The good news is that the most common test used in the court cases studied was the Minnesota Multiphasic Personality Inventory. This test is highly regarded and has been positively reviewed in most of the professional literature. It is fair to say that, for most uses, the inventory is generally accepted by the psychological community.
More troubling was the second most common test. The Rorschach “ink blot” test, first developed in 1921, is less accepted. Many practitioners believe that it is dangerously ambiguous and that the results are highly subjective. It does have its defenders, but it probably cannot be considered to be generally accepted in the field.
This isn’t the only junk science being used in courtrooms
In 2009, the National Research Council issued a landmark report on the state of forensic science used in courts. It determined that a great many common forensic techniques lack any serious scientific underpinning.
That report concluded that “testimony based on faulty forensic science analyses may have contributed to wrongful convictions of innocent people.” Indeed, according to the National Registry of Exonerations, false or misleading forensic evidence has been a factor in nearly a quarter of all DNA-verified exonerations.
Then, in 2016, the President’s Council of Advisors on Science and Technology (PCAST) issued another report challenging the scientific basis for many common forensic science techniques. It also found that forensic analysts often overstate the certainty of their conclusions when testifying in court.
Famously, fingerprint matching has proven to be unreliable. Brandon Mayfield, an Oregon attorney, was held as a witness in 2004 in response to the Madrid train bombings which killed 191 people. An FBI computer matched Mayfield’s fingerprints to prints found at the bombing site, and FBI analysts later wrongly confirmed that those prints belonged to him. The FBI apologized to Mayfield. Nevertheless, fingerprint analysts regularly tout the high reliability of their “science.”
Arizona’s Standard for Admission of Expert Testimony
In Arizona, as elsewhere, judges are the gatekeepers of what evidence is presented. Arizona uses the Daubert standard, derived from the United States Supreme Court case Daubert v. Merrell Dow Pharmaceuticals Inc., which requires a judge to determine whether an expert’s scientific testimony is based on scientifically valid reasoning that can be applied to the facts. In determining whether the methodology is valid, the following factors are considered: (1) whether the theory or technique can be and has been tested; (2) whether it has been subjected to peer review and publication; (3) known error rate; (4) that there are standards existing and maintained for controlling its operation; and (5) that it is widely accepted within the relevant scientific community.
Daubert is not the only consideration, however.
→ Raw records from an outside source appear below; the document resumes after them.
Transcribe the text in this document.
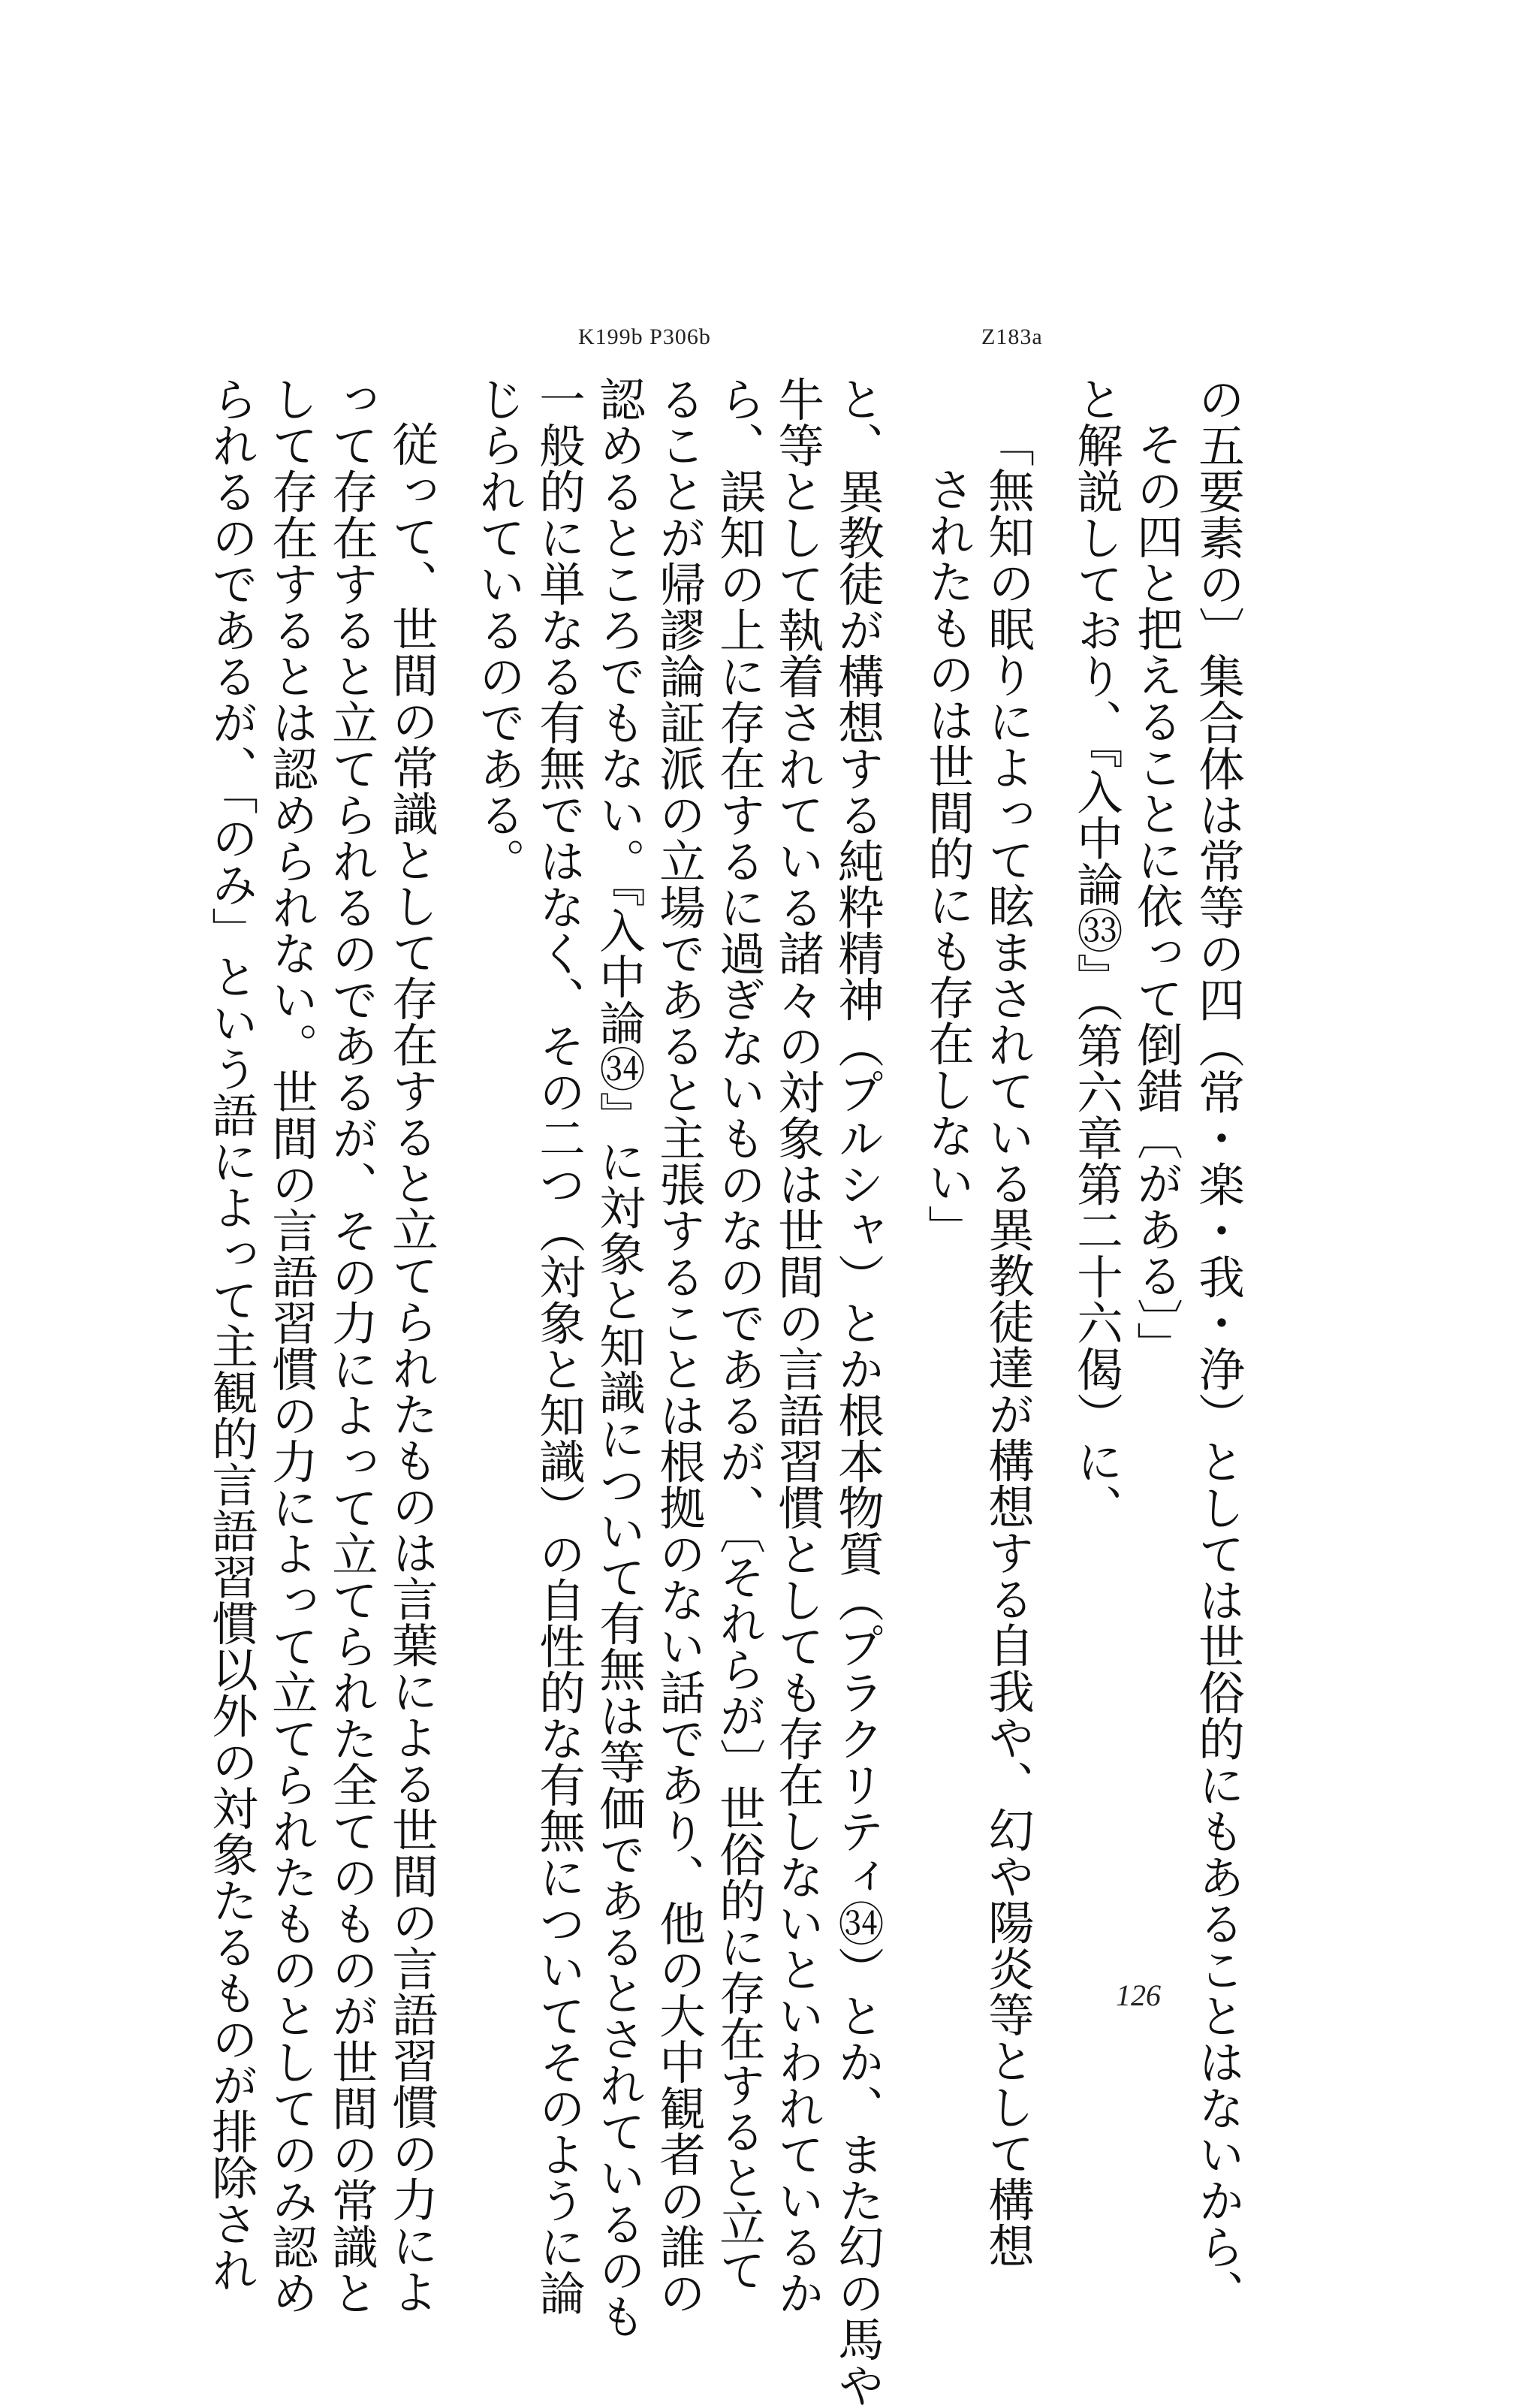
K199b P306b	Z183a
の五要素の〕集合体は常等の四（常・楽・我・浄）としては世俗的にもあることはないから、
その四と把えることに依って倒錯〔がある〕」
と解説しており、『入中論㉝』（第六章第二十六偈）に、
「無知の眠りによって眩まされている異教徒達が構想する自我や、幻や陽炎等として構想
されたものは世間的にも存在しない」
と、異教徒が構想する純粋精神（プルシャ）とか根本物質（プラクリティ㉞）とか、また幻の馬や
牛等として執着されている諸々の対象は世間の言語習慣としても存在しないといわれているか
ら、誤知の上に存在するに過ぎないものなのであるが、〔それらが〕世俗的に存在すると立て
ることが帰謬論証派の立場であると主張することは根拠のない話であり、他の大中観者の誰の
認めるところでもない。『入中論㉞』に対象と知識について有無は等価であるとされているのも
一般的に単なる有無ではなく、その二つ（対象と知識）の自性的な有無についてそのように論
じられているのである。
従って、世間の常識として存在すると立てられたものは言葉による世間の言語習慣の力によ
って存在すると立てられるのであるが、その力によって立てられた全てのものが世間の常識と
して存在するとは認められない。世間の言語習慣の力によって立てられたものとしてのみ認め
られるのであるが、「のみ」という語によって主観的言語習慣以外の対象たるものが排除され	126
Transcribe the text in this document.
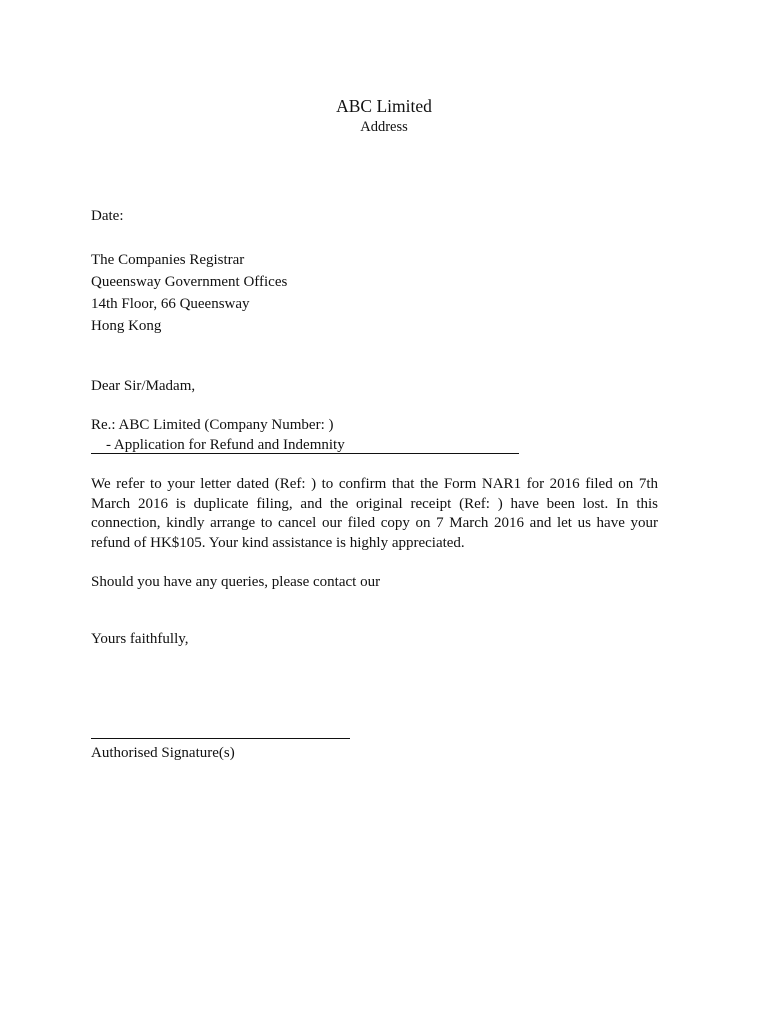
ABC Limited
Address
Date:
The Companies Registrar
Queensway Government Offices
14th Floor, 66 Queensway
Hong Kong
Dear Sir/Madam,
Re.: ABC Limited (Company Number: )
- Application for Refund and Indemnity
We refer to your letter dated (Ref: ) to confirm that the Form NAR1 for 2016 filed on 7th March 2016 is duplicate filing, and the original receipt (Ref: ) have been lost. In this connection, kindly arrange to cancel our filed copy on 7 March 2016 and let us have your refund of HK$105. Your kind assistance is highly appreciated.
Should you have any queries, please contact our
Yours faithfully,
Authorised Signature(s)
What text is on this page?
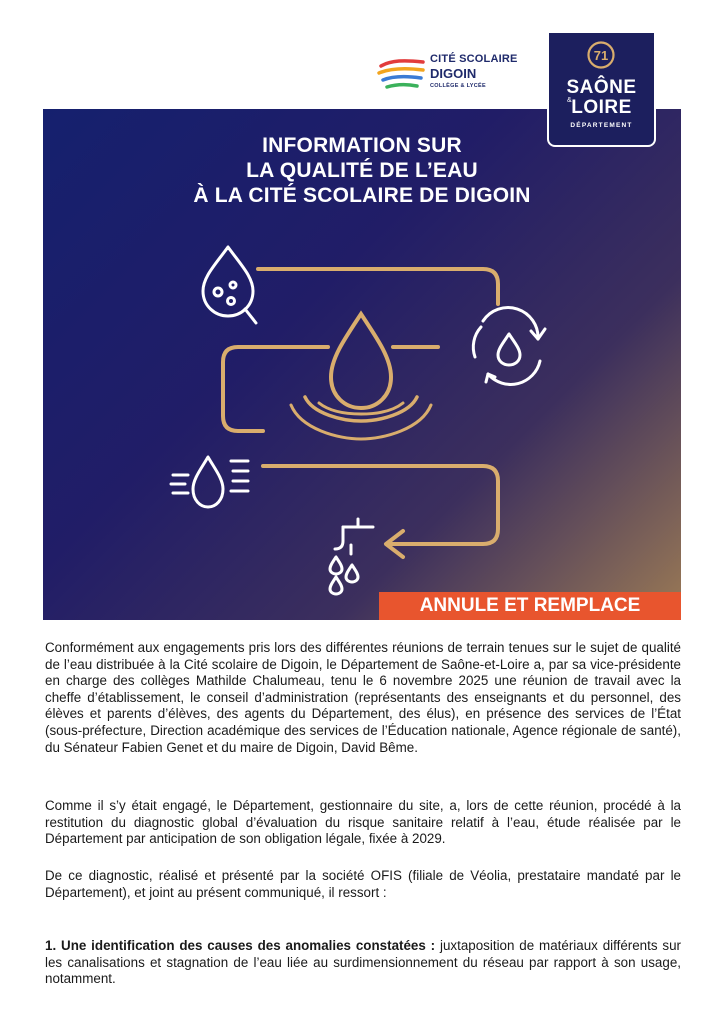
CITÉ SCOLAIRE
DIGOIN
COLLÈGE & LYCÉE
71
SAÔNE
& LOIRE
DÉPARTEMENT
INFORMATION SUR
LA QUALITÉ DE L’EAU
À LA CITÉ SCOLAIRE DE DIGOIN
ANNULE ET REMPLACE

Conformément aux engagements pris lors des différentes réunions de terrain tenues sur le sujet de qualité de l’eau distribuée à la Cité scolaire de Digoin, le Département de Saône-et-Loire a, par sa vice-présidente en charge des collèges Mathilde Chalumeau, tenu le 6 novembre 2025 une réunion de travail avec la cheffe d’établissement, le conseil d’administration (représentants des enseignants et du personnel, des élèves et parents d’élèves, des agents du Département, des élus), en présence des services de l’État (sous-préfecture, Direction académique des services de l’Éducation nationale, Agence régionale de santé), du Sénateur Fabien Genet et du maire de Digoin, David Bême.

Comme il s’y était engagé, le Département, gestionnaire du site, a, lors de cette réunion, procédé à la restitution du diagnostic global d’évaluation du risque sanitaire relatif à l’eau, étude réalisée par le Département par anticipation de son obligation légale, fixée à 2029.

De ce diagnostic, réalisé et présenté par la société OFIS (filiale de Véolia, prestataire mandaté par le Département), et joint au présent communiqué, il ressort :

1. Une identification des causes des anomalies constatées : juxtaposition de matériaux différents sur les canalisations et stagnation de l’eau liée au surdimensionnement du réseau par rapport à son usage, notamment.
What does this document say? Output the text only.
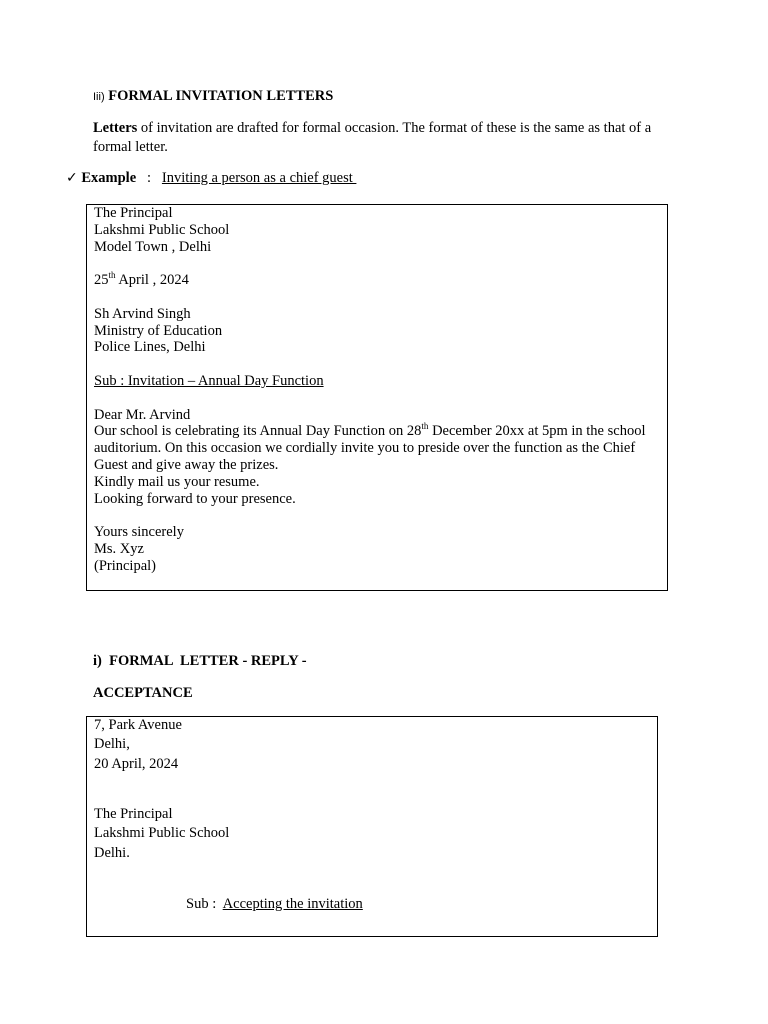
Iii) FORMAL INVITATION LETTERS
Letters of invitation are drafted for formal occasion. The format of these is the same as that of a formal letter.
✓ Example : Inviting a person as a chief guest
The Principal
Lakshmi Public School
Model Town , Delhi
25th April , 2024
Sh Arvind Singh
Ministry of Education
Police Lines, Delhi
Sub : Invitation – Annual Day Function
Dear Mr. Arvind
Our school is celebrating its Annual Day Function on 28th December 20xx at 5pm in the school auditorium. On this occasion we cordially invite you to preside over the function as the Chief Guest and give away the prizes.
Kindly mail us your resume.
Looking forward to your presence.
Yours sincerely
Ms. Xyz
(Principal)
i)  FORMAL  LETTER - REPLY -
ACCEPTANCE
7, Park Avenue
Delhi,
20 April, 2024
The Principal
Lakshmi Public School
Delhi.
Sub :  Accepting the invitation
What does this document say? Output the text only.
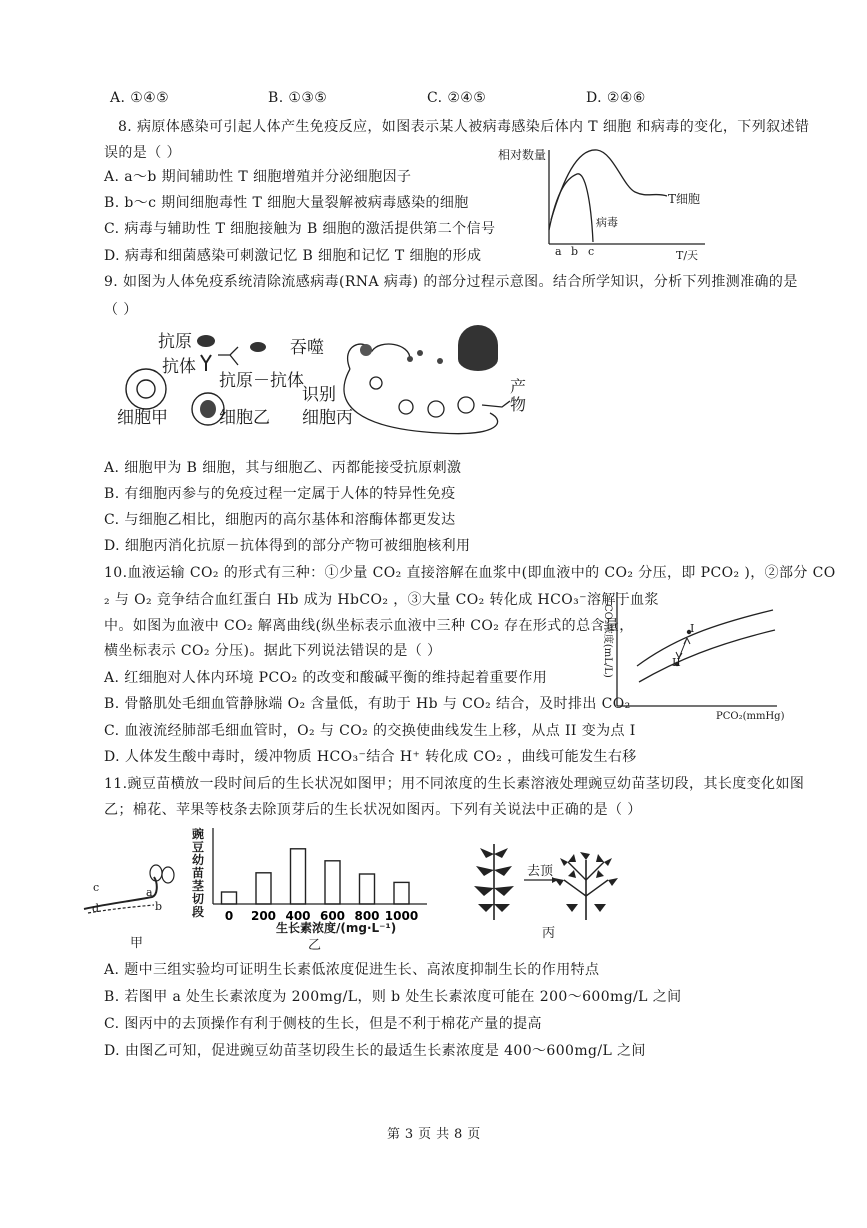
A. ①④⑤	B. ①③⑤	C. ②④⑤	D. ②④⑥
8. 病原体感染可引起人体产生免疫反应，如图表示某人被病毒感染后体内 T 细胞 和病毒的变化，下列叙述错
误的是（ ）
A. a～b 期间辅助性 T 细胞增殖并分泌细胞因子
B. b～c 期间细胞毒性 T 细胞大量裂解被病毒感染的细胞
C. 病毒与辅助性 T 细胞接触为 B 细胞的激活提供第二个信号
D. 病毒和细菌感染可刺激记忆 B 细胞和记忆 T 细胞的形成
相对数量
T细胞
病毒
a b c	T/天
9. 如图为人体免疫系统清除流感病毒(RNA 病毒) 的部分过程示意图。结合所学知识，分析下列推测准确的是
（ ）
抗原
抗体
抗原－抗体
吞噬
识别
细胞甲	细胞乙 细胞丙
产物
A. 细胞甲为 B 细胞，其与细胞乙、丙都能接受抗原刺激
B. 有细胞丙参与的免疫过程一定属于人体的特异性免疫
C. 与细胞乙相比，细胞丙的高尔基体和溶酶体都更发达
D. 细胞丙消化抗原－抗体得到的部分产物可被细胞核利用
10.血液运输 CO₂ 的形式有三种：①少量 CO₂ 直接溶解在血浆中(即血液中的 CO₂ 分压，即 PCO₂ )，②部分 CO
₂ 与 O₂ 竞争结合血红蛋白 Hb 成为 HbCO₂ ，③大量 CO₂ 转化成 HCO₃⁻溶解于血浆
中。如图为血液中 CO₂ 解离曲线(纵坐标表示血液中三种 CO₂ 存在形式的总含量，
横坐标表示 CO₂ 分压)。据此下列说法错误的是（ ）
A. 红细胞对人体内环境 PCO₂ 的改变和酸碱平衡的维持起着重要作用
B. 骨骼肌处毛细血管静脉端 O₂ 含量低，有助于 Hb 与 CO₂ 结合，及时排出 CO₂
C. 血液流经肺部毛细血管时，O₂ 与 CO₂ 的交换使曲线发生上移，从点 II 变为点 I
D. 人体发生酸中毒时，缓冲物质 HCO₃⁻结合 H⁺ 转化成 CO₂ ，曲线可能发生右移
CO₂浓度(mL/L)	I
II
PCO₂(mmHg)
11.豌豆苗横放一段时间后的生长状况如图甲；用不同浓度的生长素溶液处理豌豆幼苗茎切段，其长度变化如图
乙；棉花、苹果等枝条去除顶芽后的生长状况如图丙。下列有关说法中正确的是（ ）
c	a
b
d
甲
豌豆幼苗茎切段 0 200 400 600 800 1000
生长素浓度/(mg·L⁻¹)
乙
去顶
丙
A. 题中三组实验均可证明生长素低浓度促进生长、高浓度抑制生长的作用特点
B. 若图甲 a 处生长素浓度为 200mg/L，则 b 处生长素浓度可能在 200～600mg/L 之间
C. 图丙中的去顶操作有利于侧枝的生长，但是不利于棉花产量的提高
D. 由图乙可知，促进豌豆幼苗茎切段生长的最适生长素浓度是 400～600mg/L 之间
第 3 页 共 8 页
Judges are supposed to consider other rules of evidence, such as the prohibition on character evidence in most cases, outlined in Arizona Rule of Evidence 404, and the risk of unfair prejudice in admitting certain types of evidence, outlined in Arizona Rule of Evidence 403.
Although fortunately psychological testing is typically not admitted in criminal cases in most Arizona courts, other forms of junk science routinely are. Junk science should never be used against people in court. Yet many lawyers fail to challenge its admissibility, and courts fail to weed it out on their own.